Sí, añoraba Londres, y París, y el sur de Francia, y a su madre y a su padrastro, y a la gran casa de campo, y a los caballos que le entusiasmaba montar. Pero ¿cómo dejar Río? Si lo hacía no había ninguna posibilidad de volver a ver a Luiz. Mientras se quedara allí, siempre habría alguna posibilidad…
El carnaval era en febrero y toda la ciudad enloquecía, dedicándose por entero durante algunos días al frenético placer. El carnaval de Río era la culminación de meses de preparativos. Había asombrosos carruajes adornados con flores, vestidos fabulosos y fiestas increíbles. Por una vez, los pobres se sentían ricos y los ricos más ricos aún. Por las calles desfilaban cariocas semidesnudos, hombres apuestos, señoras gordísimas, increíbles travestís, prostitutas, turistas y toda clase de personajes insólitos. Las calles cobraban vida al compás de la samba, inundadas por el perfume de las flores y las masas de gente que cantaba y festejaba.
Todos los días había fiestas, comenzaban temprano y duraban día y noche. Odile y Rupert dieron una gran fiesta de disfraces como despedida el día anterior al gran desfile. Dos semanas después partirían rumbo a Londres. La idea entristecía mucho a Rafaella, ya que para ella eran toda su familia, y suponía que los iba a añorar terriblemente. Pero no había nada que hacer. Tendría que aprender a vivir sin ellos.
Durante la fiesta, lució un traje de Nefertiti, la reina egipcia, y Jorge, tras muchos esfuerzos por convencerle, se disfrazó de general romano. Llevaron al pequeño Jon Jon vestido de estrella de béisbol norteamericana. El chiquillo se divirtió muchísimo y no quería regresar a casa. Finalmente lo persuadieron de que se subiera al Mercedes y se quedó dormido sobre sus rodillas.
De pronto Rafaella comprendió que ésa era su familia. ¿Por qué esperar más? Se casaría con Jorge, y finalmente Jon Jon tendría un verdadero padre.
—Enhorabuena, querida.
—¡Una gran noticia!
—¡Qué inteligente por tu parte fue esperar! Ahora estás verdaderamente segura.
Jorge le regaló inmediatamente el más fabuloso solitario de diamante.

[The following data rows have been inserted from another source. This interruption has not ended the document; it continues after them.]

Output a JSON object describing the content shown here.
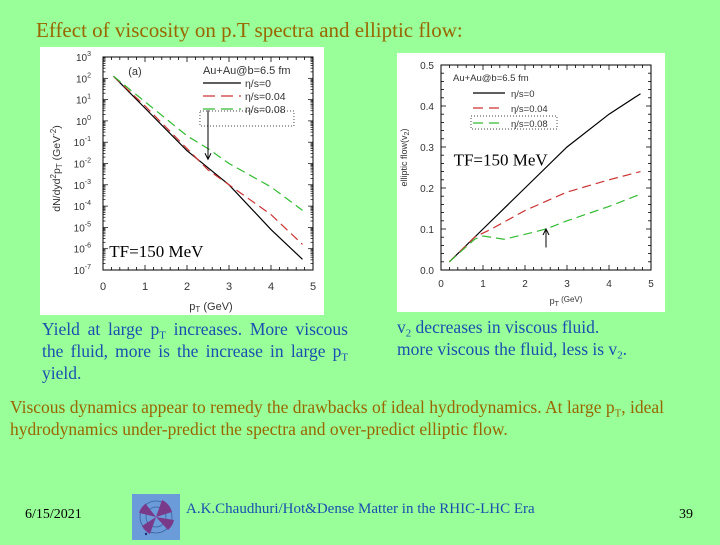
{
  "slide": {
    "title": "Effect of viscosity on p.T spectra and elliptic flow:",
    "background_color": "#99ff99",
    "title_color": "#996600",
    "body_blue_color": "#1a4fb0"
  },
  "left_caption": {
    "line1_pre": "Yield at large p",
    "line1_sub": "T",
    "line1_post": " increases. More viscous the fluid, more is the increase in large p",
    "line2_sub": "T",
    "line2_post": " yield."
  },
  "right_caption": {
    "line1_pre": "v",
    "line1_sub": "2",
    "line1_post": " decreases in viscous fluid.",
    "line2_pre": "more viscous the fluid, less is v",
    "line2_sub": "2",
    "line2_post": "."
  },
  "summary": {
    "pre": "Viscous dynamics appear to remedy the drawbacks of ideal hydrodynamics. At large p",
    "sub": "T",
    "post": ", ideal hydrodynamics under-predict the spectra and over-predict elliptic flow."
  },
  "footer": {
    "date": "6/15/2021",
    "credit": "A.K.Chaudhuri/Hot&Dense Matter in the RHIC-LHC Era",
    "page_number": "39",
    "logo_icon": "fan-logo-icon"
  },
  "chart_data": [
    {
      "type": "line",
      "title": "(a)",
      "annotation": "TF=150 MeV",
      "legend_title": "Au+Au@b=6.5 fm",
      "xlabel": "pT (GeV)",
      "ylabel": "dN/dyd2pT (GeV-2)",
      "xlim": [
        0,
        5
      ],
      "ylim": [
        1e-07,
        1000.0
      ],
      "yscale": "log",
      "x_ticks": [
        "0",
        "1",
        "2",
        "3",
        "4",
        "5"
      ],
      "y_ticks": [
        "10^3",
        "10^2",
        "10^1",
        "10^0",
        "10^-1",
        "10^-2",
        "10^-3",
        "10^-4",
        "10^-5",
        "10^-6",
        "10^-7"
      ],
      "arrow_at_x": 2.5,
      "legend_position": "upper right",
      "series": [
        {
          "name": "η/s=0",
          "color": "#000000",
          "style": "solid",
          "x": [
            0.25,
            1,
            2,
            3,
            4,
            4.75
          ],
          "log10_y": [
            2.1,
            0.6,
            -1.4,
            -3.0,
            -5.1,
            -6.5
          ]
        },
        {
          "name": "η/s=0.04",
          "color": "#cc3333",
          "style": "dashed",
          "x": [
            0.25,
            1,
            2,
            2.5,
            3,
            4,
            4.75
          ],
          "log10_y": [
            2.1,
            0.7,
            -1.3,
            -2.3,
            -3.0,
            -4.4,
            -5.8
          ]
        },
        {
          "name": "η/s=0.08",
          "color": "#33bb33",
          "style": "dashed",
          "x": [
            0.25,
            1,
            2,
            2.5,
            3,
            4,
            4.75
          ],
          "log10_y": [
            2.1,
            0.9,
            -0.7,
            -1.3,
            -2.0,
            -3.1,
            -4.2
          ]
        }
      ]
    },
    {
      "type": "line",
      "annotation": "TF=150 MeV",
      "legend_title": "Au+Au@b=6.5 fm",
      "xlabel": "pT (GeV)",
      "ylabel": "elliptic flow(v2)",
      "xlim": [
        0,
        5
      ],
      "ylim": [
        0.0,
        0.5
      ],
      "x_ticks": [
        "0",
        "1",
        "2",
        "3",
        "4",
        "5"
      ],
      "y_ticks": [
        "0.0",
        "0.1",
        "0.2",
        "0.3",
        "0.4",
        "0.5"
      ],
      "arrow_at_x": 2.5,
      "legend_position": "upper left",
      "series": [
        {
          "name": "η/s=0",
          "color": "#000000",
          "style": "solid",
          "x": [
            0.2,
            1,
            2,
            3,
            4,
            4.75
          ],
          "y": [
            0.02,
            0.1,
            0.2,
            0.3,
            0.38,
            0.43
          ]
        },
        {
          "name": "η/s=0.04",
          "color": "#cc3333",
          "style": "dashed",
          "x": [
            0.2,
            0.8,
            1.2,
            2,
            3,
            4,
            4.75
          ],
          "y": [
            0.02,
            0.08,
            0.1,
            0.145,
            0.19,
            0.22,
            0.24
          ]
        },
        {
          "name": "η/s=0.08",
          "color": "#33bb33",
          "style": "dashed",
          "x": [
            0.2,
            0.8,
            1,
            1.5,
            2,
            2.5,
            3,
            4,
            4.75
          ],
          "y": [
            0.02,
            0.075,
            0.083,
            0.075,
            0.087,
            0.1,
            0.12,
            0.155,
            0.185
          ]
        }
      ]
    }
  ]
}
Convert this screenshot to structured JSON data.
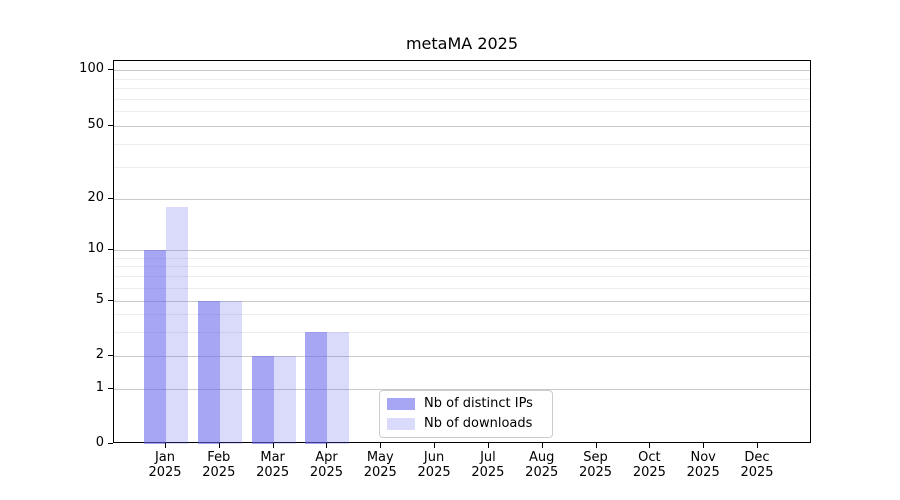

En el momento en que ella le dio el sí, él lo sacó de su caja fuerte, diciéndole con orgullo que lo había comprado el día en que ella se había ido a vivir allí. Ahora ella se lo pondría el día del gran desfile, al que asistiría muy bien custodiada para presenciar el espectáculo desde un palco, junto con una docena de amigos y conocidos de Jorge, que habían viajado especialmente para el acontecimiento. Habían construido una cantidad de palcos para que los ricos pudieran contemplar el espectáculo sin mezclarse con la gente.
Cuando Rafaella miró a su alrededor, se sorprendió al ver allí a Marcus Citroen, el magnate de la discografía, con su esposa Nova, una mujer elegante y fría. No lo había vuelto a ver desde aquella noche fatídica en Annabel, que él obviamente no recordaba, de modo que cuando un amigo de Jorge los presentó, no mostró el más leve signo de haberla reconocido.
Era la segunda vez que no la recordaba, pensó ella, sin olvidar el primer encuentro en casa del padrastro de Odile, cuando él la había sorprendido en la piscina. Era un viejo verde.
Mientras los presentaban la mirada de Marcus se posó lascivamente en el traje de gitana que ella llevaba, escrutando cada centímetro de su cuerpo.
Cuando Odile llegó, no esperó una presentación.
—Señor Citroen —exclamó—. Apuesto a que usted no me recuerda.
Constatando la suave belleza de Odile, marcus respondió:
—Tendrás que ayudar a mi memoria.
—Soy Odile, hija de Isabella y Claudio Franconini. Usted vino una vez a pasar el verano a nuestro cháteau de Francia. No se preocupe por no recordar. Fue hace ya mucho tiempo.
—Por supuesto que me acuerdo. Es un placer verte de nuevo. ¿Están bien tus padres?
—Muy bien, gracias. —Sin poder resistir la tentación, con una risita añadió—: Y seguramente recordará también a Rafaella, mi mejor amiga. Ella también estaba con nosotros ese verano.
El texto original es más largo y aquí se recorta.